Los riesgos de las lecturas políticas del cristianismo
Reconocer
este depósito de convicciones y de acciones que representa el cristianismo,
como otras religiones, no significa por otra parte que, como toda realidad
militante y de convicción, el cristianismo pueda generar, y de hecho ha
generado en ciertas circunstancias, actividades intolerantes e incluso
fanatismos y violencias. Así, por ejemplo, las
religiones pueden conducir a encerrar a sus miembros en su red,
cortándoles lo más posible de la sociedad en la que se desarrollan, incluso
hacerles percibir la sociedad global como una realidad diabólica de la que es
preciso huir y combatir.
Es
el caso de Rod Dreher con lo que denomina “la opción benedictina”. En
efecto, el cristianismo no está indemne de estas tendencias,
así en el catolicismo tradicionalista conservador que manifiesta simpatías por
la extrema derecha y en las franjas fundamentalistas del protestantismo que
quisieran reconquistar la sociedad. Aunque la utilización partidista de lo
religioso no se limita a la extrema derecha y al mundo tradicional. También en
la extrema izquierda, como vemos ahora, por ejemplo, en Nicaragua, con la
lectura que se hace en España, atribuyendo la responsabilidad de su mala
situación, casi en exclusiva, al maligno poder estadounidense.

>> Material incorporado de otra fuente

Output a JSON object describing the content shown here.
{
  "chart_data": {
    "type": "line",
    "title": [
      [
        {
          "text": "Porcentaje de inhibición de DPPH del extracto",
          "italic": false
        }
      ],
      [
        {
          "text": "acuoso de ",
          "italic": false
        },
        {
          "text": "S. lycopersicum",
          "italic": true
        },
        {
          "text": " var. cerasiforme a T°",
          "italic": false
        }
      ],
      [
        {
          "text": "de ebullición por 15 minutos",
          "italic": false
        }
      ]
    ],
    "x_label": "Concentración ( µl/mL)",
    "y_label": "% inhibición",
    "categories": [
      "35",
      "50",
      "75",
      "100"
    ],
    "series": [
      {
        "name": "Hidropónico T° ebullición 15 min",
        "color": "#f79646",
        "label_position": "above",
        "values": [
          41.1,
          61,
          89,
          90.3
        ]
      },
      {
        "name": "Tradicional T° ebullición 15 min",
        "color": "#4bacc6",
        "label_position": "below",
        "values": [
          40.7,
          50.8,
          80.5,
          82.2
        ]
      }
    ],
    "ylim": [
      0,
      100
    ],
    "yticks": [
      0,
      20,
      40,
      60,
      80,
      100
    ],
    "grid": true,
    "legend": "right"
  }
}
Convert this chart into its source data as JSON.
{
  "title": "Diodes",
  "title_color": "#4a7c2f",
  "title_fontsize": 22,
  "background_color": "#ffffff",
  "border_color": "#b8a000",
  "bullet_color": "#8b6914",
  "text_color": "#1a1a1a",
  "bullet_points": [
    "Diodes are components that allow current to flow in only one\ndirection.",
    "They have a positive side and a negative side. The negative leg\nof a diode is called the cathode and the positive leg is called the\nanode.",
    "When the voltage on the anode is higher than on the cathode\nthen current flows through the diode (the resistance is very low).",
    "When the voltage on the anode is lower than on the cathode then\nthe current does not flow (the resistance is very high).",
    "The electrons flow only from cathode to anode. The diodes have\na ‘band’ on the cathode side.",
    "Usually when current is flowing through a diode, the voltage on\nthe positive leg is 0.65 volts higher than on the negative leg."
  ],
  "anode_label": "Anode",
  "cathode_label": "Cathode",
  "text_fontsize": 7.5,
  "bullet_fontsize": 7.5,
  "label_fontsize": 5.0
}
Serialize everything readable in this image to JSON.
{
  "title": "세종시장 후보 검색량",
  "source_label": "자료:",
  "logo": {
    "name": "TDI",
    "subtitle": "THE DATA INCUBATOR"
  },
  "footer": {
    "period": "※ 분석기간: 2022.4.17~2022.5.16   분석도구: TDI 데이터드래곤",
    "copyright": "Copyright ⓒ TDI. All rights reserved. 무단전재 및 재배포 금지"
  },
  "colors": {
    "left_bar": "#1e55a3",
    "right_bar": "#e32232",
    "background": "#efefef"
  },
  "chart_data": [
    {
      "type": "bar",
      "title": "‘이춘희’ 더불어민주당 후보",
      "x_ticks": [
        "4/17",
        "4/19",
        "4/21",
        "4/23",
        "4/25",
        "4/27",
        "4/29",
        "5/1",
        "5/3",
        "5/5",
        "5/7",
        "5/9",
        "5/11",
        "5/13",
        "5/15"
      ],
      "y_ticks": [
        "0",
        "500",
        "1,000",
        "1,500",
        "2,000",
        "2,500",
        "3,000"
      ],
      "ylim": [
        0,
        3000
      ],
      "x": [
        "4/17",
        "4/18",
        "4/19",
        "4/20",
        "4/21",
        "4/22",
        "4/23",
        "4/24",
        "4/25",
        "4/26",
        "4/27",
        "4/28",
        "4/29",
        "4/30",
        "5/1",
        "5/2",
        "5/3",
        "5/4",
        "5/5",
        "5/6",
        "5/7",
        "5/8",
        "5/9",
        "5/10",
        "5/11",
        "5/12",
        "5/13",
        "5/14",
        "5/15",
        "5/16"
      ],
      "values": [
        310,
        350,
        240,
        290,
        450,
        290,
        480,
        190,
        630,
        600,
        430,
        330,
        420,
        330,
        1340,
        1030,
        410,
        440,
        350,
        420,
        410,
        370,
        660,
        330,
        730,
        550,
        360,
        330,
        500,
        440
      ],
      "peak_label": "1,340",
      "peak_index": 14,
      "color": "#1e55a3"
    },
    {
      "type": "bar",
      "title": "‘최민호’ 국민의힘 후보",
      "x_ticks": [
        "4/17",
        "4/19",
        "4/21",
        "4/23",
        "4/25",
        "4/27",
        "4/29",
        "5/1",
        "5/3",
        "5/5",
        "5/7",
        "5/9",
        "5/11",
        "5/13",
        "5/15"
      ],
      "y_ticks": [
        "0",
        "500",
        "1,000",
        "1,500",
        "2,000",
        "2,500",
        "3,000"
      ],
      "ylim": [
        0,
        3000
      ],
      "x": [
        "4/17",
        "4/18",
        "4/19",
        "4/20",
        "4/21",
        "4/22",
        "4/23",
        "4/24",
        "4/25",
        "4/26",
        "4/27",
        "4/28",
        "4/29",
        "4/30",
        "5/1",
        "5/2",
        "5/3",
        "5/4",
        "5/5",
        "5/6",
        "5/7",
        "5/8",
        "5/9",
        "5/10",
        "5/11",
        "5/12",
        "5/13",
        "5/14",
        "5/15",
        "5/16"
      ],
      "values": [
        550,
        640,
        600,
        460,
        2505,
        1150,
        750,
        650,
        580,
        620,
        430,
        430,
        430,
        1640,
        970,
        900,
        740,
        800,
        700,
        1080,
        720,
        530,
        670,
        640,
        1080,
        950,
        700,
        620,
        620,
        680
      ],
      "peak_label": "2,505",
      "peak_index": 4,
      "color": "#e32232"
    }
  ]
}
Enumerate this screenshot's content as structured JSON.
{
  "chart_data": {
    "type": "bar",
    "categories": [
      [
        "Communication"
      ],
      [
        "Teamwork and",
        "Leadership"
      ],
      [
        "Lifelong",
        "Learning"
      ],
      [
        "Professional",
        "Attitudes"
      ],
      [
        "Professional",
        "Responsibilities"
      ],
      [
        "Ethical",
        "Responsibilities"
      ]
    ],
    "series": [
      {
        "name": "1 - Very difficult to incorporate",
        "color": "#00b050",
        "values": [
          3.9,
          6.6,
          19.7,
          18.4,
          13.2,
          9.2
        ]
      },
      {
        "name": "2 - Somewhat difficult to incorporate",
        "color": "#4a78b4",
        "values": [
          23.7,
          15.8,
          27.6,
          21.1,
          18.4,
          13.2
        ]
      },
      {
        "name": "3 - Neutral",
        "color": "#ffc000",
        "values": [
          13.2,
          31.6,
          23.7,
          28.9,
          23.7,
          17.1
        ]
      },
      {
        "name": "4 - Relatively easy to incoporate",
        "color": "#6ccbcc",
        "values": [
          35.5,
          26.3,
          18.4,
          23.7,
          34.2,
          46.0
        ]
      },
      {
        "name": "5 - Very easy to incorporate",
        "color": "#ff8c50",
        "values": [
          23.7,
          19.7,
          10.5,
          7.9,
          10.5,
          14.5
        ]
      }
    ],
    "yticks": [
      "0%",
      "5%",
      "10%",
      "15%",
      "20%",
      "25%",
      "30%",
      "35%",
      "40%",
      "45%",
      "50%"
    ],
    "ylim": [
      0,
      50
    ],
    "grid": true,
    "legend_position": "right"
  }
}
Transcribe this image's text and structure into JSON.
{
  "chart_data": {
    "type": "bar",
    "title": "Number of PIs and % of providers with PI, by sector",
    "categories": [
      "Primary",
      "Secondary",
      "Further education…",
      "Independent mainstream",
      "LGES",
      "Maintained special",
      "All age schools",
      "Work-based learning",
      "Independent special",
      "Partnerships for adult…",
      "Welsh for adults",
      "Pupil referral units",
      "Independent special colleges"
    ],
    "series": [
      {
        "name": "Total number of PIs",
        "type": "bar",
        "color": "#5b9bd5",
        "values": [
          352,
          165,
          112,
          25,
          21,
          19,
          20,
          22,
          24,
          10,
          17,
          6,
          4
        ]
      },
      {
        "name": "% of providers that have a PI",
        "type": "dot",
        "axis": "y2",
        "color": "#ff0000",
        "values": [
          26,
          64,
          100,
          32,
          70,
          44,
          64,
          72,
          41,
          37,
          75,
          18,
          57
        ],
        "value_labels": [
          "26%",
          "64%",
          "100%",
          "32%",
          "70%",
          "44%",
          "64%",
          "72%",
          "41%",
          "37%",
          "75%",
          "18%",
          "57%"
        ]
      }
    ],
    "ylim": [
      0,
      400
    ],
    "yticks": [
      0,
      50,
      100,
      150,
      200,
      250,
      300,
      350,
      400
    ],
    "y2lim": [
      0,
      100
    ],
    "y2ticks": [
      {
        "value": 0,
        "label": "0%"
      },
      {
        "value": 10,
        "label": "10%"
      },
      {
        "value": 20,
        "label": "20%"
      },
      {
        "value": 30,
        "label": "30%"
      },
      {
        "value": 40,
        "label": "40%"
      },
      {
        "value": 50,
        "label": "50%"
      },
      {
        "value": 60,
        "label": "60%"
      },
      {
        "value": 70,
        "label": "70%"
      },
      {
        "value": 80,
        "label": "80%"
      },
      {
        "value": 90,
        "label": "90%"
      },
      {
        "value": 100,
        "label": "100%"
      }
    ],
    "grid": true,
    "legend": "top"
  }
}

Superar el individualismo reinante
Por
otra parte, si el humanismo democrático se ha construido a veces en oposición a
las religiones, estas últimas pueden, en un mundo secular desencantado, devenir
preciosos garantes de una superación de un individualismo
que se cruza con una mundialización, rasgos de la
sociedad de nuestros días. El cristianismo, en la diversidad de sus expresiones
confesionales, se encuentra cada vez más tranquilo para esta defensa del
humanismo democrático pues no son extranjeras a su propia emergencia.
En
las incertidumbres y en las inseguridades identitarias del régimen
ultramoderno, el cristianismo reencuentra no el poder, sino la influencia. Es,
incluso, esta pérdida de poder sobre la sociedad y en su aceptación del marco
laico de la sociedad del cristianismo posmoderno y post-secular (aunque no
todos los cristianos comulgan, todavía con esta idea), lo que le permite ser
apreciado, también como proveedor de sentido
y de esperanza en una sociedad bastante desbrujulada.
Un cristianismo incubador y propulsor de acciones solidarias en un entorno en
el que “el cada uno para si” tiende a desarrollarse con fuerza.